MRO procedures are rarely adjusted because MRO is at the tail end of priority consideration; there is no time to consider change and there is little agreement as to what the change should be.
With regard to indirect personnel costs, generally, transactions involving MRO parts are 80 percent of all transactions processed and less than 10 percent of total dollars spent. Transactions can be consolidated by installing a single MRO source with semimonthly audit trails.
Next, look to nonfinancial impacts. Any one of the following can exceed all the costs listed in the financial impact list.
- Downtime: The cost of an asset with downtime is excessive and affects all production performances.
- Opportunity costs: What values could be realized if time spent on MRO problems could be recovered and reallocated?
- Idle workers: How much does it cost to pay a worker to do nothing?
- Incorrect parts: You thought you had the right part, but you don’t, so emergency shipments and emergency pricing abound. More downtime, more idle workers.
- Duplicated substocks: You have substocks for parts because the storeroom is unreliable, which creates an unnecessary burden on budgets. What could you do with added budget dollars if you did not need these substocks and could rely on an efficient MRO stores operation?
How can you take the actions necessary to resolve the MRO dilemma? Do you have time to do it yourself? Do you have the knowledge or expertise to implement and sustain a plan that would succeed? Even with the necessary experience and incentive to change, disciplines generally do not interact with each other, meaning MRO procedures are subject to the quirks of stakeholders with different priorities. Stakeholders are among the major reasons why the condition continues to exist.
There are many articles, blogs and books on MRO espousing procedures that would save money, release time for more important issues, improve procedures, increase reliability, etc. However, you are still spending time on your MRO supply chain. By employing some of the recommended improvements, benefits can accrue, but your MRO problems will still exist and you will not be at optimum.

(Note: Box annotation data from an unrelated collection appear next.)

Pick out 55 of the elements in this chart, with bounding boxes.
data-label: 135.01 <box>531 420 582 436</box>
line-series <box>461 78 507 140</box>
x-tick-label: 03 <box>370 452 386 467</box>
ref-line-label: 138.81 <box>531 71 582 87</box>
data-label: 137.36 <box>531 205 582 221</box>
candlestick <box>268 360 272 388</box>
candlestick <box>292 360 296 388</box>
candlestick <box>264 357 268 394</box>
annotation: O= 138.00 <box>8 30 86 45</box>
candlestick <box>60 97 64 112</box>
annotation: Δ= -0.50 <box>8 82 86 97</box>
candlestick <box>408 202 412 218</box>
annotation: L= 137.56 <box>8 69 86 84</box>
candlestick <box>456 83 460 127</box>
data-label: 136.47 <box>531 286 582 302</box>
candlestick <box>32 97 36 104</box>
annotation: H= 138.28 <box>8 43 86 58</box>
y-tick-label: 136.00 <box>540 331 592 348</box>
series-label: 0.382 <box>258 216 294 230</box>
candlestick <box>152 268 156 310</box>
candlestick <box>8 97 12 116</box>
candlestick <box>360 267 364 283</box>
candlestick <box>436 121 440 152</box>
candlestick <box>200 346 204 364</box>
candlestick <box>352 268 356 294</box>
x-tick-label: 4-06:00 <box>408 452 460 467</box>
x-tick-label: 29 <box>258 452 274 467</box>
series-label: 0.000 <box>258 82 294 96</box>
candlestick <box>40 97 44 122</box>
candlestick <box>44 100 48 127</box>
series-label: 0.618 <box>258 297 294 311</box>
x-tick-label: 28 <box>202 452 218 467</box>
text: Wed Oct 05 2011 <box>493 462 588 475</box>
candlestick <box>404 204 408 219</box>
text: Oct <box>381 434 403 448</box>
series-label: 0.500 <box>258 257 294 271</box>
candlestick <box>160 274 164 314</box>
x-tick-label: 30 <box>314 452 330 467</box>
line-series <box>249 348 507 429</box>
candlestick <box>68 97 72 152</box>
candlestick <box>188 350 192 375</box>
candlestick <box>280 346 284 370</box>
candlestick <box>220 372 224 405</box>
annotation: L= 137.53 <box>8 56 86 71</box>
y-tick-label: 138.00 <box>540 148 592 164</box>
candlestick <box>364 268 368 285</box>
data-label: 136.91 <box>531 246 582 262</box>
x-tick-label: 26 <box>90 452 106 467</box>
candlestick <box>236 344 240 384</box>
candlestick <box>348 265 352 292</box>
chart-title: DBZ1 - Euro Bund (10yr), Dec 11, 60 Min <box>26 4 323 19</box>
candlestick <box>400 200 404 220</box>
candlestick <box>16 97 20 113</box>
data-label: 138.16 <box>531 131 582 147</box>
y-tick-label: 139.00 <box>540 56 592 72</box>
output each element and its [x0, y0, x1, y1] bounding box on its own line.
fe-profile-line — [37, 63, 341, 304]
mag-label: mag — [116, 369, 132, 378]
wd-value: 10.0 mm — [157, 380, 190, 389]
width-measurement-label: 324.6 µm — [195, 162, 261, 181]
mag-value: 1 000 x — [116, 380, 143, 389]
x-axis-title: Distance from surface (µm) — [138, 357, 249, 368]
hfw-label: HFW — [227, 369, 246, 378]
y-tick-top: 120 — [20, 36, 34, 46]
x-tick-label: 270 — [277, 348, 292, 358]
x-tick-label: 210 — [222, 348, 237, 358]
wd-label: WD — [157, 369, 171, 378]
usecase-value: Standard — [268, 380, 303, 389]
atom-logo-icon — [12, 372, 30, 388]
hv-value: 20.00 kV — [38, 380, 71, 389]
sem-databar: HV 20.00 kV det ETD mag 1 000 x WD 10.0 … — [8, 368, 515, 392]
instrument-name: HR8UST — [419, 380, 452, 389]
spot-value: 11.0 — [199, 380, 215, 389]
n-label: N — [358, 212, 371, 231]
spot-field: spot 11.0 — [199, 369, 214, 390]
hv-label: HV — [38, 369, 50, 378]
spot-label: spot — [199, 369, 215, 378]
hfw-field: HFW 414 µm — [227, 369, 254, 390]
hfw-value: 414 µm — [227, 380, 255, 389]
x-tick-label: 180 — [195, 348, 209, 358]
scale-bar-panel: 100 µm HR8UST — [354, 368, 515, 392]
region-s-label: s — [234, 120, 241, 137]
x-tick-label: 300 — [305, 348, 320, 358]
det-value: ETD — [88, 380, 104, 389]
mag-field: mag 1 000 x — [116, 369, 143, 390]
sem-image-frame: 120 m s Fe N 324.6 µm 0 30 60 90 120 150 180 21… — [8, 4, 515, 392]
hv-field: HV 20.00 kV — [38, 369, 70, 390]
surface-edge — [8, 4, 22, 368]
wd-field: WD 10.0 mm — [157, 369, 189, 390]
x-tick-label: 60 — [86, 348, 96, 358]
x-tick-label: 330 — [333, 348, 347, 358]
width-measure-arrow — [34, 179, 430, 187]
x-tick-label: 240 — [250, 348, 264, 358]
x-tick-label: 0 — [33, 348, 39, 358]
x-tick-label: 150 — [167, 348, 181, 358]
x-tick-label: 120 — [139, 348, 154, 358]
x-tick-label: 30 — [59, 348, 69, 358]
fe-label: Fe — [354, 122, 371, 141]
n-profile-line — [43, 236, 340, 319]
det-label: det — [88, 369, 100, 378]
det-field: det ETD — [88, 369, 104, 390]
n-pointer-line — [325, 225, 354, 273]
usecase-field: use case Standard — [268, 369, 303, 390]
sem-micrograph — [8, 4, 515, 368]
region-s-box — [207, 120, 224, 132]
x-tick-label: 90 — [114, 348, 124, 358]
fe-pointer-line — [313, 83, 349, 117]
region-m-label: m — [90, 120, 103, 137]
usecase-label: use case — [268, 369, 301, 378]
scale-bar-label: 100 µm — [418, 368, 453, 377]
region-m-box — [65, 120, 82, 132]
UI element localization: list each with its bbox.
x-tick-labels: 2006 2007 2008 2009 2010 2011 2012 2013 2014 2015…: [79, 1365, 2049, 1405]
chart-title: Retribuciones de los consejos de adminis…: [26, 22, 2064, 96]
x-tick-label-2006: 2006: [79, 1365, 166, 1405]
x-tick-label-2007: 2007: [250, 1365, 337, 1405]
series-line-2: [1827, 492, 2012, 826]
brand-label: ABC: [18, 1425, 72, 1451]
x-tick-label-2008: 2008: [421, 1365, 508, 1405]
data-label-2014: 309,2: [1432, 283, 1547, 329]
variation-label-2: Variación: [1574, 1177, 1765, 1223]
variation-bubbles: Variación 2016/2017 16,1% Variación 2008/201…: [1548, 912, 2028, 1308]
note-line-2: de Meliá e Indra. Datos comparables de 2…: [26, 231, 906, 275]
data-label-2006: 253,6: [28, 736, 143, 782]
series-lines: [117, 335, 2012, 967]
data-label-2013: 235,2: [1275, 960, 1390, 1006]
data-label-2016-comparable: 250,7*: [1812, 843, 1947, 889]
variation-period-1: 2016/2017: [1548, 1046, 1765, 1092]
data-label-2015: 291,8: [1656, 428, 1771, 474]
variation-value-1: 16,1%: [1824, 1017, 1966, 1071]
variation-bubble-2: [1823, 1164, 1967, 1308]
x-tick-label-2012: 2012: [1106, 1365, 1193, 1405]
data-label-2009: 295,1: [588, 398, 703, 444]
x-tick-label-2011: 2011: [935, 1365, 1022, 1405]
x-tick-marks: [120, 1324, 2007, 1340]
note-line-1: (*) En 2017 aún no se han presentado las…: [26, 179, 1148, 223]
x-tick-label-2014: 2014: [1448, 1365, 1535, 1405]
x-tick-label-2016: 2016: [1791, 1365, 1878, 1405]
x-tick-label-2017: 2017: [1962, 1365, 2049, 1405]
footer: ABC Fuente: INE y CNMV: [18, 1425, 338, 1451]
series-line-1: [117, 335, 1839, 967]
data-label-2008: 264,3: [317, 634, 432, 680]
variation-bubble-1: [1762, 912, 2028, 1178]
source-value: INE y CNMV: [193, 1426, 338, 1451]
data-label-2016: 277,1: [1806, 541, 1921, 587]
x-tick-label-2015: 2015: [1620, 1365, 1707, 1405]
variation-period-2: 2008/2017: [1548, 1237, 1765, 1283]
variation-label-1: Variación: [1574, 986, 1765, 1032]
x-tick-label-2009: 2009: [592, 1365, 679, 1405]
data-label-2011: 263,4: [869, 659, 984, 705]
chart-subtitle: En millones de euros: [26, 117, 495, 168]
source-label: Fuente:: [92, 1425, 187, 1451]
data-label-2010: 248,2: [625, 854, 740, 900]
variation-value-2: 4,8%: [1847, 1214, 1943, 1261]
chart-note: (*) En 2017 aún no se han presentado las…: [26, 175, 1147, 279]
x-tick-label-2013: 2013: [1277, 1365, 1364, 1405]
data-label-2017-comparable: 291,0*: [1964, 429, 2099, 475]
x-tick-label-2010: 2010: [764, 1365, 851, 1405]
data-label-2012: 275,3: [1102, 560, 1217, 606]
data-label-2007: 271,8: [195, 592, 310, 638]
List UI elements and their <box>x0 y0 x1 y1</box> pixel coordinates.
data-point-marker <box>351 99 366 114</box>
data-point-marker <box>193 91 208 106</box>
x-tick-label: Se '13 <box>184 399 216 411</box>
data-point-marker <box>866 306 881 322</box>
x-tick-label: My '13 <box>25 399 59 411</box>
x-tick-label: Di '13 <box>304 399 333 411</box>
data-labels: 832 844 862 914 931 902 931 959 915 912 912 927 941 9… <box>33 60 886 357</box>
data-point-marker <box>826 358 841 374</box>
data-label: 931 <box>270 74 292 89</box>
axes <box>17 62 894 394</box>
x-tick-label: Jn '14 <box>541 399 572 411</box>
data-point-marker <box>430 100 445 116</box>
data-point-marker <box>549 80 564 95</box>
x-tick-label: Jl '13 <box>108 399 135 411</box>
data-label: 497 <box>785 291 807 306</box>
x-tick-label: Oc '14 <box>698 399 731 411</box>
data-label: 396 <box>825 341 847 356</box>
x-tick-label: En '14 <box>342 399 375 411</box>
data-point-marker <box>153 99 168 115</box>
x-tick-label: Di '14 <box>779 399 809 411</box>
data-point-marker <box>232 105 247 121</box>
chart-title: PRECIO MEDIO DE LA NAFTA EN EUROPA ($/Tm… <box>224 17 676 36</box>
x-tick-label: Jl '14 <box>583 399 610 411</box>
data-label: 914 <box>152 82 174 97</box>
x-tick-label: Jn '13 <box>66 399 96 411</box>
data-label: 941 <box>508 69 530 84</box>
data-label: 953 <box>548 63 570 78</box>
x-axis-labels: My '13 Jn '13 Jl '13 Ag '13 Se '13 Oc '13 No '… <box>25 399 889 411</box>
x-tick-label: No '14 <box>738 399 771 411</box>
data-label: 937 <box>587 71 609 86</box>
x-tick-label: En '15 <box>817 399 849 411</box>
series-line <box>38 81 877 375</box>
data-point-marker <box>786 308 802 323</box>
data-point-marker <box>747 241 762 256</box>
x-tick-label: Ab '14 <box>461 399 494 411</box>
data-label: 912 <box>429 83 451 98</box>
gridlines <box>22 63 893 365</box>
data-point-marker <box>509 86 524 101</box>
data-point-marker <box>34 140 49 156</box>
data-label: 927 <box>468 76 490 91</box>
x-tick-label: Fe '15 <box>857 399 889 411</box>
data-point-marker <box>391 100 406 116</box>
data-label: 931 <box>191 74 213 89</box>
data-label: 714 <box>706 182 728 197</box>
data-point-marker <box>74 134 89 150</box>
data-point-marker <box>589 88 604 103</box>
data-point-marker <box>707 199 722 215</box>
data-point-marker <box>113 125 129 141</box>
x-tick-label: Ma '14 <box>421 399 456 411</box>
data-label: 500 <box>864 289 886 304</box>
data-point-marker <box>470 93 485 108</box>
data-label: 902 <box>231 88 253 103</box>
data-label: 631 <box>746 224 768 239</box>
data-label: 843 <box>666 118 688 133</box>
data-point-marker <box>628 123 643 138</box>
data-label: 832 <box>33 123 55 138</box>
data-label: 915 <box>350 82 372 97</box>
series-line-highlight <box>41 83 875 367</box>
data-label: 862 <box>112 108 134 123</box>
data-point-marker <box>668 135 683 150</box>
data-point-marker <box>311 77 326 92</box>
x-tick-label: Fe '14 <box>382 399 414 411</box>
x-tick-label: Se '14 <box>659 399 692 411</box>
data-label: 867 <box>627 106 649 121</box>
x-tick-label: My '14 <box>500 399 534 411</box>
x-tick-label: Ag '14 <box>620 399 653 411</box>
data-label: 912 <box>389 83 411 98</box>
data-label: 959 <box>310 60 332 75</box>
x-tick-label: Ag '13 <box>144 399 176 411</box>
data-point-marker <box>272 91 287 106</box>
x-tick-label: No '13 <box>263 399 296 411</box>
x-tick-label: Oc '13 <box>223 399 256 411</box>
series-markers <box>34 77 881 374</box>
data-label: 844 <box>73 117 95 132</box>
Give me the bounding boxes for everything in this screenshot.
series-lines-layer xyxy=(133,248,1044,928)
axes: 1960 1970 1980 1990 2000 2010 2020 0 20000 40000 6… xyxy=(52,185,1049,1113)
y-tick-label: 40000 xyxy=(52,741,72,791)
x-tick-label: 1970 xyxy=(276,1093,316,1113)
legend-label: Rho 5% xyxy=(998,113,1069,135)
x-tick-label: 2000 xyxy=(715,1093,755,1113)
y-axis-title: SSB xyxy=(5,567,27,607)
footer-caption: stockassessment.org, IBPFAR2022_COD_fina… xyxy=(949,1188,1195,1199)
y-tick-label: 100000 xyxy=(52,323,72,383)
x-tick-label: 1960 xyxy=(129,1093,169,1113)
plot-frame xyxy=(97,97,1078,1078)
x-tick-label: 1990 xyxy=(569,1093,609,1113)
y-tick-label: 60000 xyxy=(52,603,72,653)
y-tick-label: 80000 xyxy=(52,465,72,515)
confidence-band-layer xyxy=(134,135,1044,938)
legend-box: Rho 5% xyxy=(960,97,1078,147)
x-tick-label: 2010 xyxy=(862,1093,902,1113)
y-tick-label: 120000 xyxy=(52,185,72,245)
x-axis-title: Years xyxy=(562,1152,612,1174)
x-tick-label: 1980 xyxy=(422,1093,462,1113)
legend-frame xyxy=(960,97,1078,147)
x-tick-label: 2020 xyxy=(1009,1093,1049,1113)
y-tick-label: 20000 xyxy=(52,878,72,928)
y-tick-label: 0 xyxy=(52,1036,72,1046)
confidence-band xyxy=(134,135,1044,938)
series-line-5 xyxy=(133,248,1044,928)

Why do it at all? Because the optimum solution exists. Get out of the MRO business! Let an expert do it. Here’s how:
- Select one supplier who will share all costs and has the experience and the commitment to succeed. Make sure this supplier has a successful implementation department and is flexible enough to meet the needs of all plant MRO functions.
- The supplier must offer asset management services, SKU analysis and computerized maintenance management system (CMMS) capabilities and have a corporate commitment for success in on-site MRO supply chain management.
- Tell the supplier the price you will pay that meets your price reduction goals; do not go out on quote.
- Write a statement of work with your selected supplier that solves your MRO supply situation.
- Require key performance indicators (KPIs) with incentives that ensure success.
- Get cooperation and buy-in from all plant disciplines.
- Implement properly! Poor implementation is a major cause of failure.
- Audit, measure, report and sustain.
By doing so, you now have the time to get on with your core business opportunities – your areas of expertise. Your MRO situation is solved at optimum total cost of ownership (TCO). You are relieved of the malignancy of MRO while obtaining world-class control of MRO contributions to plant reliability.